Humana expects to add 150,000 to 200,000 new members in Medicare Advantage plans this year, down from an earlier estimate of 325,000 to 375,000, the company said Thursday in a filing. The insurer cited higher-than-expected terminations during the recent enrollment window for 2022 Medicare coverage.
Shares of Humana fell as much as 21% as of 3:33 p.m. in New York, their biggest intraday loss since Feb. 26, 2009. UnitedHealth Group Inc. declined as much as 5.4%, weighing down the price-weighted Dow Jones Industrial Average. Shares of newer Medicare-focused companies, including Clover Health Health Investments Corp. and Oak Street Health Inc. also fell sharply, sinking as much as 8.4% and 7.6%, respectively.
Private Medicare Advantage health plans have been driving growth for health insurers and attracting new entrants to the market. It’s the core business for Humana, the second-largest seller of those plans after UnitedHealth.
Aggressive Pricing
Humana Chief Executive Bruce Broussard cited competition from rivals with pricing that he said might not be sustainable.
“There’s some really aggressive pricing going on in the marketplace,” he said in an appearance at a Goldman Sachs conference Thursday, mentioning competition in Florida, the Los Angeles area and other markets.
Humana may focus more on profitability across the business rather than margins in the individual Medicare business, he said, as the insurer and its competitors provide more direct medical care.
Changing Dynamics
“The dynamics over the last number of years have changed, and the margin conversation needs to evolve,” he said.

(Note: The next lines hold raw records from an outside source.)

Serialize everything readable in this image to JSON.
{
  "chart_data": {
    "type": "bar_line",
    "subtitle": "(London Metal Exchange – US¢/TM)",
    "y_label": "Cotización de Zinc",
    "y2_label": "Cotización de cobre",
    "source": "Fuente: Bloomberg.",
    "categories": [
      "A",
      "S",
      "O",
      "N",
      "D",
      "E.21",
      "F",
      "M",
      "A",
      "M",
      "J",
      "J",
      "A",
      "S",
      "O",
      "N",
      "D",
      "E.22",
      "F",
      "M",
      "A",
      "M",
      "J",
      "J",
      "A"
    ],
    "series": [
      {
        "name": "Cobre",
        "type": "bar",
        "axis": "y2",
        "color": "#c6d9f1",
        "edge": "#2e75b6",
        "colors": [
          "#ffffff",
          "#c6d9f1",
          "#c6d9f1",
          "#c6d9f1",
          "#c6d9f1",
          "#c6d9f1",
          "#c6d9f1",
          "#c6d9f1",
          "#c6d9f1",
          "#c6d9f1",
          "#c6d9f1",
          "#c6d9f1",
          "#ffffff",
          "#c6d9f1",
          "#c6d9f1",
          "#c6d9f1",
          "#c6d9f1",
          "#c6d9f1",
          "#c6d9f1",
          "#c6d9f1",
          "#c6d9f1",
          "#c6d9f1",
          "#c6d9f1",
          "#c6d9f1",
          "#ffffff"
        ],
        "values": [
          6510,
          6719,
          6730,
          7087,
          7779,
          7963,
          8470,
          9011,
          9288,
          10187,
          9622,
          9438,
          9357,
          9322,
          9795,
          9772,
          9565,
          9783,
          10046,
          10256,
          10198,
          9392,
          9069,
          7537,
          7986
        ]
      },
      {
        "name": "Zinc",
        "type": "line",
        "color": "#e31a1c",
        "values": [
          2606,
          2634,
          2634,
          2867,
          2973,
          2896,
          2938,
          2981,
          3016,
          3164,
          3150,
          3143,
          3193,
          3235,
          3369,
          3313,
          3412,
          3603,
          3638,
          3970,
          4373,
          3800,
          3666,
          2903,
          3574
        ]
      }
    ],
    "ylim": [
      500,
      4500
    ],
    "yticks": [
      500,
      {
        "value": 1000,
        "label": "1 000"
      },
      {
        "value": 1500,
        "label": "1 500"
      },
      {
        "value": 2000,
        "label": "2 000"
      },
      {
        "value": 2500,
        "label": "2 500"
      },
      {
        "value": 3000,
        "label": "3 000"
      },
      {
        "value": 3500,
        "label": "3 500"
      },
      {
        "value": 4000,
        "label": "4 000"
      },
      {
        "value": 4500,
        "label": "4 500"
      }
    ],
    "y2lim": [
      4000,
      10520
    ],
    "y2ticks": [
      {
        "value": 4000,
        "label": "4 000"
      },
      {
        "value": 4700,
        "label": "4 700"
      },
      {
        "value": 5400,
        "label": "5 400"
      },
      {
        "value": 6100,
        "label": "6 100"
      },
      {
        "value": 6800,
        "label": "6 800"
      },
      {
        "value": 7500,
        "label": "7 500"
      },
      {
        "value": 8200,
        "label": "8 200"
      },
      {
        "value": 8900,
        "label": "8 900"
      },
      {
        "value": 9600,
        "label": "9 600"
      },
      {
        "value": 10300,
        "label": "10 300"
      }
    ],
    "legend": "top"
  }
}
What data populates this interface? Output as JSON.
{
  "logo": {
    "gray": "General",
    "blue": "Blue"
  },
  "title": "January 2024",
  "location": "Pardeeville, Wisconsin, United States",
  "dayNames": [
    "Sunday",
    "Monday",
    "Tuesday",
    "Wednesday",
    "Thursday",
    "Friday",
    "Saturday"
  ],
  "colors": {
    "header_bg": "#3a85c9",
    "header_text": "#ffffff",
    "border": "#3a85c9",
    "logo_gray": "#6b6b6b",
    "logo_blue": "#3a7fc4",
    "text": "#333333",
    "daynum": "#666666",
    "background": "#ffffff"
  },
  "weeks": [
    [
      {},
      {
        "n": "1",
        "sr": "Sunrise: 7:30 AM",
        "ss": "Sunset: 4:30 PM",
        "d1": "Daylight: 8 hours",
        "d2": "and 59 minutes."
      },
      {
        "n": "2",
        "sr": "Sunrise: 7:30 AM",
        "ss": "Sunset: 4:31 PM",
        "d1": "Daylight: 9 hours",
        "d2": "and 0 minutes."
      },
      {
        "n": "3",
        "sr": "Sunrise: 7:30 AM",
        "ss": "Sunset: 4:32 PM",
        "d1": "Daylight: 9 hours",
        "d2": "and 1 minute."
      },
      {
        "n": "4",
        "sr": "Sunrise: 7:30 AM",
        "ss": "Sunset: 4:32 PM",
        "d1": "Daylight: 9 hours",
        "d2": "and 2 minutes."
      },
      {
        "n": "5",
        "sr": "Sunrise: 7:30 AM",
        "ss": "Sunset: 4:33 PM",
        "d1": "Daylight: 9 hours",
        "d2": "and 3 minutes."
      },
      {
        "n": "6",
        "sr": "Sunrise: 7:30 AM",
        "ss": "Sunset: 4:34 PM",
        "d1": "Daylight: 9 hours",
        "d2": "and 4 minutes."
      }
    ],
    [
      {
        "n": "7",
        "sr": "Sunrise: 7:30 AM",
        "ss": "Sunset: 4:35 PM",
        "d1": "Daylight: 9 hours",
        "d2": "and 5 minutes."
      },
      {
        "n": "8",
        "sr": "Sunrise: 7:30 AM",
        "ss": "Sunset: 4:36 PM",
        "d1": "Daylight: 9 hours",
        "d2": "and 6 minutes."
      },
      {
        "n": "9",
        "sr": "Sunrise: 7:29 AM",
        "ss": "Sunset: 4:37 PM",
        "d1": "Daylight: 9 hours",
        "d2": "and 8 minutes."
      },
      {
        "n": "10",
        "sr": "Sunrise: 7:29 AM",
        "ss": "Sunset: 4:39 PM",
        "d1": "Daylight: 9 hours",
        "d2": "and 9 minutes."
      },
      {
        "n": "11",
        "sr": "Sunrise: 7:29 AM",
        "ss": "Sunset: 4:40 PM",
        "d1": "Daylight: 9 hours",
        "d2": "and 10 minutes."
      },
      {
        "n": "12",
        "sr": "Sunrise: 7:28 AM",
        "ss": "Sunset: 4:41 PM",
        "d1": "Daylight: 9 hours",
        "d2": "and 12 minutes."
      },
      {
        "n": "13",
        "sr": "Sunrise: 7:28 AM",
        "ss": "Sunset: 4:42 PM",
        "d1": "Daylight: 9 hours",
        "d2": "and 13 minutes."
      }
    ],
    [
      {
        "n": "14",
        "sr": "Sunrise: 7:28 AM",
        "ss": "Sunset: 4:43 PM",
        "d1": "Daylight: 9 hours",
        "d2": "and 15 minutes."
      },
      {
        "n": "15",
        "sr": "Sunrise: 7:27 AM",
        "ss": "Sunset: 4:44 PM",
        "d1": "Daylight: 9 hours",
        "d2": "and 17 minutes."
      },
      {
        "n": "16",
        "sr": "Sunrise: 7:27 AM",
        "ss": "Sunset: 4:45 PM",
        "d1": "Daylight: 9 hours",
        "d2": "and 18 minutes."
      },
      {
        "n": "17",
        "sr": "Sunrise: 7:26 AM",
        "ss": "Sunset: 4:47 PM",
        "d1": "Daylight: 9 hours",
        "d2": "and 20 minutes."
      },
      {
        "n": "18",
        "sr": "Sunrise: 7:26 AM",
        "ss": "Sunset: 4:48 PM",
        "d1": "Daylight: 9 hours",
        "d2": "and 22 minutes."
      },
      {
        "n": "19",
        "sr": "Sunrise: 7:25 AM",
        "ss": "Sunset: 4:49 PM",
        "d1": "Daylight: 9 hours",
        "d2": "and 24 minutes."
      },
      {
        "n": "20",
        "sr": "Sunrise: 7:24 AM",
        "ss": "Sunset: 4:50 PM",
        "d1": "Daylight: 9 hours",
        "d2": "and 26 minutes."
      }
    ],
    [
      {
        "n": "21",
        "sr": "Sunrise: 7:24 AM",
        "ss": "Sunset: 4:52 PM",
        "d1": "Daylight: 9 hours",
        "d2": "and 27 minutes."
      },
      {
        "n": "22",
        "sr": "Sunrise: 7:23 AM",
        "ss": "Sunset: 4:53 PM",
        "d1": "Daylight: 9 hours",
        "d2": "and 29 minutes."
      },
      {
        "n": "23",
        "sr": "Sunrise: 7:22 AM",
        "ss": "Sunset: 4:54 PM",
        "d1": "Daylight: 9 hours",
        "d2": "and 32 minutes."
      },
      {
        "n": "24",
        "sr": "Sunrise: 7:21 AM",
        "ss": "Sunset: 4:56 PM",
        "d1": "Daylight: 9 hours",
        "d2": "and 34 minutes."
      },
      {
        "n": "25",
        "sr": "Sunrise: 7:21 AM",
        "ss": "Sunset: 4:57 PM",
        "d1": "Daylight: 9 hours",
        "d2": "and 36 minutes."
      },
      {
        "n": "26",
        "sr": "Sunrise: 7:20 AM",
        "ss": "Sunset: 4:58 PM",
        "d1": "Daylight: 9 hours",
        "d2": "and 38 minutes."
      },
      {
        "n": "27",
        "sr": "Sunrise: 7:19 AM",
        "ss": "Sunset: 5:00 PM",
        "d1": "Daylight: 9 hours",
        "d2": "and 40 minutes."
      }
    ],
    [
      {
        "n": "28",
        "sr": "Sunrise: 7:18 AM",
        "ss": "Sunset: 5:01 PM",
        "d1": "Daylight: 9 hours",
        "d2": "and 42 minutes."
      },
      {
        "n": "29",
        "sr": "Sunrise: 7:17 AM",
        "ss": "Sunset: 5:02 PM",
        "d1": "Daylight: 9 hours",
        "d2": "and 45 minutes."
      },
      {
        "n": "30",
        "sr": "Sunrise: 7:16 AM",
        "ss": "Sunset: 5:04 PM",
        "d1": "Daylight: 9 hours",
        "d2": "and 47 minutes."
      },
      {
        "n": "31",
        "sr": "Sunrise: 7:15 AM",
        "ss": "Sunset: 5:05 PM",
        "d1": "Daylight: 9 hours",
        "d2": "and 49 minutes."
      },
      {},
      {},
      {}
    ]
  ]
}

Broussard also said Humana has a “broader business base” than it used to.
Health insurance companies face restrictions on how much they can profit. They owe money back to consumers if they don’t pay a certain amount of premiums out in medical claims. But increasingly Humana and its rivals operate care providers that don’t have such profit caps, and Broussard alluded to the growing importance of that part of the business.
“The enterprise margin has unregulated businesses that are growing,” he said.
Broussard said the company planned to have a conversation with investors around margins in the second quarter, adding that the Humana will continue to focus on improving productivity. The sell-off in Humana shares deepened after those remarks.
It’s unclear whether Humana’s lowered projections reflect only members going to competitors or a slowdown in the growth of the Medicare Advantage market overall.
Humana reaffirmed its earnings-per-share guidance for 2021 and reiterated that 2022 adjusted earnings would be at the “low end” of its target growth rate of 11% to 15%.